Il voulait finir en beauté

"'Es-tu vraiment sûr de vouloir mettre fin à Breaking Bad ?' Que ce soit Bryan Cranston (l’acteur principal qui interprète le personnage phare de Walter White), le producteur Sony ou la chaîne AMC, tous ne cessaient de me poser la question. Leurs doutes étaient liés à leur enthousiasme pour la série et leur regret de la terminer. La décision a été difficile à prendre mais je préférais terminer sur une bonne note plutôt que de faire la saison de trop."

Il ne lit pas les critiques du public

"Je n'ai pas cette manie de me 'googliser'. Je ne l’ai jamais fait et je n’ai pas l’intention de commencer. Si je commence à regarder les réactions des fans sur Internet, j’ai peur de tomber de m’y perdre."

Il admet que ce deuxième volet de la saison 5 ressemble à une saison 6

“Appelez ces huit derniers épisodes comme vous l’entendez. De notre côté, on les nomme saison 5A et saison 5B. Et il est vrai qu'on dirait qu'il y a six saisons. Pour ma part, je vois l’ensemble comme 62 épisodes, c’est-à-dire 62 petites pièces d’une même histoire."

Il garde un chapeau souvenir de Heisenberg

“En souvenir de Breaking Bad, Bryan Cranston s’est fait tatouer, Aaron Paul aussi (l’acteur secondaire, l’associé de Walter White). De mon côté, j’ai préféré garder l’un des chapeaux de Heisenberg (alias Walter White). Ce n’est pas que j’ai peur des aiguilles ou de la douleur mais le tatouage n’est vraiment pas mon truc."

Il a étudié toutes les fins envisageables

“J’admire J.K. Rowling qui savait dès le départ comment se terminerait son Harry Potter. Au début, quand j’écrivais seul le premier pilote, j’avais quelques idées de la fin. Mais je les ai abandonnées très rapidement dès que j’ai embauché six autres écrivains. L’année dernière, quand nous avons su que nous aurions 16 épisodes finaux, nous avons envisagé de multiples fins possibles. En fait, nous les avons toutes étudiées et ratissées. Nous ne voulions en omettre aucune. C’est pourquoi le processus a été bien plus long que prévu." 

Il a pleuré pour écrire l’épisode final

"J’ai pleuré parce que c’était terminé.
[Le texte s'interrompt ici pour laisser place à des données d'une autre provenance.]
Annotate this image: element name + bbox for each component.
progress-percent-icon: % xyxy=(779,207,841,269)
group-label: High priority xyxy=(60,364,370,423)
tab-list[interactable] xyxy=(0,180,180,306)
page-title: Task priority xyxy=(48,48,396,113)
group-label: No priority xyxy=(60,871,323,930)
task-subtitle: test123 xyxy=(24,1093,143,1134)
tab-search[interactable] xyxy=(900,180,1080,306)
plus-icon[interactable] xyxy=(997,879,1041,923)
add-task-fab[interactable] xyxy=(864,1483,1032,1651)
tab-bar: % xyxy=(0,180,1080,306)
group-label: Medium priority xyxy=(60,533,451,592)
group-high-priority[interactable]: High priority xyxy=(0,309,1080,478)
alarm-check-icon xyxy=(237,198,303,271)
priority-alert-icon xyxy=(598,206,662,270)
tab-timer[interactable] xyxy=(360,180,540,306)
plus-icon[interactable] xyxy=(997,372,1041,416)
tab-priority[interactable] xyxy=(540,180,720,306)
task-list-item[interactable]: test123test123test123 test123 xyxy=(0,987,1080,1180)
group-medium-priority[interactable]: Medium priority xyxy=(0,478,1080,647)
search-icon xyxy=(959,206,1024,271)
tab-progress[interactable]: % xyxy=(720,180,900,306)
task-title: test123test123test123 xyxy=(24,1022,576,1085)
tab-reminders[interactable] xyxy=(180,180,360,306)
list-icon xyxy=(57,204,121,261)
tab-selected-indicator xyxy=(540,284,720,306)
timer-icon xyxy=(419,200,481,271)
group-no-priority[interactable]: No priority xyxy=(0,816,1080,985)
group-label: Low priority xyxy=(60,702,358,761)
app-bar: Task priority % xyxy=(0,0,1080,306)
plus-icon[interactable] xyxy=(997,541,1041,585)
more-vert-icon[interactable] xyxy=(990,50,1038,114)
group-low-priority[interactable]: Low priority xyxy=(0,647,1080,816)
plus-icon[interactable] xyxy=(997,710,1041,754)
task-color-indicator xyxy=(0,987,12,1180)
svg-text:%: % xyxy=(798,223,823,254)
J’étais dans mon appart à Albuerque, en train d’écrire la toute dernière page du dernier épisode et j’ai commencé à fondre en larmes. Je savais que c’était la fin. Je n’écrirais jamais plus sur le héros principal. C’était le point final de milliers d’heures de travail au cours de ces six dernières années. Je savais que je serais très triste à la fin. Je le suis encore."

Il n’y aura pas de film

"Je serais très surpris s’il y avait une adaptation. J’ai l’impression que pour cette série, Breaking Bad, il y aurait une forme d’injustice à trahir le travail de plusieurs années dans une forme qui ne soit pas pleinement complète et satisfaisante. Nous avons mis toutes nos dernières cartouches dans ces huit derniers épisodes."

Ni happy end ni fin tragique

"Sans rien dévoiler, je peux dire que nous n’avons pas voulu condamner aucun des personnages. La recette est connue : il est facile d’émouvoir le public en maltraitant un enfant ou un chiot. Nous n’avons pas voulu tirer ce type de ficelle. Avec ces derniers épisodes, nous nous sommes donnés les moyens de terminer Breaking Bad de la meilleure manière qu’il soit. Ce n’est ni un happy end, ni une fin triste ou téléphonée mais plutôt un dénouement juste. Qui sonne bien et qui me convient."